It snowed heavily overnight, and we awoke in the morning to thrust our heads through the foot of snow that covered us in our sleeping bags : the thermometer had dropped also overnight ; and altogether it was in no way pleasant in camp before we got a roaring fire kindled. Fire and tea and breakfast soon warmed us up; and about daylight the sky cleared, and the snow, while a strong biting north wind sprung up.
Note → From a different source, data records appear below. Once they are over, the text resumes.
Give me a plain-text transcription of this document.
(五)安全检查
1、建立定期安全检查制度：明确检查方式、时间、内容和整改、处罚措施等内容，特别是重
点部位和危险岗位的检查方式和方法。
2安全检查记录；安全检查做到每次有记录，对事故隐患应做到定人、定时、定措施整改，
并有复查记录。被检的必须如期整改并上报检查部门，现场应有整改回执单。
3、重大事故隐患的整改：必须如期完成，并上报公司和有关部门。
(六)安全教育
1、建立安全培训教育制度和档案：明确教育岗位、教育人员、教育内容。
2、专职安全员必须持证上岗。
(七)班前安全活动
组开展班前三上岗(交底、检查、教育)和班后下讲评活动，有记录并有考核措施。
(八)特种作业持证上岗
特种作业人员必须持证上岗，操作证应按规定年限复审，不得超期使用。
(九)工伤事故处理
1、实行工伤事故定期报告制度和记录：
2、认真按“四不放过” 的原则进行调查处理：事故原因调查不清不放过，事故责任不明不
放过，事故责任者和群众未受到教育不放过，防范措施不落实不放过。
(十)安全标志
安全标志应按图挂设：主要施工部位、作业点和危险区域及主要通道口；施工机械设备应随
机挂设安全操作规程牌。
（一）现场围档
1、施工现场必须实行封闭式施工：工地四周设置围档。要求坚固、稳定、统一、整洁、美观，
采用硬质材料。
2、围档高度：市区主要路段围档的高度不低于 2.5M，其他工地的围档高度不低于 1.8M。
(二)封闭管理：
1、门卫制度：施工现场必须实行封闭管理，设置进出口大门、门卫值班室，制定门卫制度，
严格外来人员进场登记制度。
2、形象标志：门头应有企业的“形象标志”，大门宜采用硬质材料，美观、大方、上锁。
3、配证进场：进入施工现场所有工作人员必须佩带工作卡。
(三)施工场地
At breakfast I amused and interested Philip in telling him of a strange dream I had had in the night. It was this : He (Philip) was driving his dog-team in a strange foreign country, when, while he stopped to shoot at something, his dogs ran away with the driverless sled, and it was finally seen careering through the streets of a great city. At this time, by arrangement of the strange freak settings with which dreams are embodied, Eaglefoot and I were coming along a side street in the same strange city when we saw Philip's dog-team tearing past on the main street like animals possessed; both of us gave chase. At a corner, where the sled slewed awkwardly, some bales and blankets were thrown out, and with those the exhausted Eaglefoot remained while I careered on. Finally I caught the dogs, but when I came to drive them they would not go. The difficulty-in the dream- seemed to be all because I could not recall the name of Philip's lead-dog. Think as I might I could not recall it. Meantime crowds had collected who had never seen a sled and dog-train before. They were strange, tall, delicate people who spoke no words I could understand. In the end I led the dogs back to where Eaglefoot waited, and was again loading up the bales and blankets so that we might go in search of Philip-when I awoke . . . and my first conscious thought was intensely concentrated on Musquaw-the name of Philip's lead-dog. The old Indian was intensely interested in this yarn. In many ways Indians have the naive receptive intellect of children.

But, to return to the work of the day. The drifting snow on the lake had, when we looked out from our hide after breakfast, partly covered the spruce boughs of the " deer fence," and our first task was to travel round them all, lifting them, shaking them, and replacing them. After this we had a very long wait before any Caribou came, probably because our movements around the " fence " had frightened any that chanced to be in the immediate neighbourhood at the time. However, about noon, a single male Caribou came slowly on to the lake from the forest on the west shore, and then, apparently surprised, stood long, watchfully alert. Philip, who was with me at the camera, remarked in a whisper, " Him not alone, that's why he wait," and sure enough a little later a doe and fawn followed out of the forest, whereupon the buck lay down to rest on the lake surface. But when the others joined him they walked around uncertainly, not seeming to find the resting place comfortable, and so, in a little time, the buck rose and led on across the lake to the east shore, where all lay down in content. They were now, however, too comfortable for my liking, for after more than an hour's wait at the camera hide, the animals still showed no inclination to move. At last it was decided that Philip should make a wide detour through the timber on the east shore with a view to getting beyond the Caribou, and disturb and drive them toward the narrows. When Philip got round into position (he afterwards gave me the details of his movements) he snapped a small dry twig. Instantly the buck's head, which had been resting, turned in toward the body, flashed sharply upright, and he looked steadfastly in the direction from whence the sound had emanated. Again Philip snapped a twig, and at this the buck rose and faced the sound, then fully satisfied that danger lurked in the wood he half-turned and commenced to trot in my direction. Soon the others rose also and followed, but not before the buck was well away in the lead.

The buck passed very close to the camera, and I repeatedly tried to make exposures, but, alas! the shutter was frosted and refused to work. Then followed the doe and fawn, and renewed heartbreaking failure on the part of the camera, while the unalarmed animals even approached the hide to investigate the click of the shutter release, a sound which was apparently curious to them.

This was the end of patience. What use to continue ? It needed no further trial to teach me that my focal plane shutter was useless in the intense cold. For the time I must give up. If I lived to return in other years I would know what to bring to overcome the cold.

So the dogs were harnessed into their traces, and we prepared to leave for Reindeer Lake. But before vacating camp the wily Philip set two traps-one for Marten at the foot of a tree, and one for Fox at the remains of a Caribou carcass. The observant old native had seen Marten tracks on the snow near camp, and he told me "he come seek about camp after we go, that's their way."

About 3.30, when dusk was falling, we led the dogs from the forest to the lake and, muffled in our robes, started grimly homeward over withering snowfields. No one spoke-it was too cold -and the dogs laboured on unguided, knowing the home trail, while their deep breathing blew back and froze whitely to their shaggy coats.

Caribou and Caribou pictures were soon forgotten ; indeed, every ambition seemed trifling -everything sxcept the awful cold and the boundless, ice-locked land.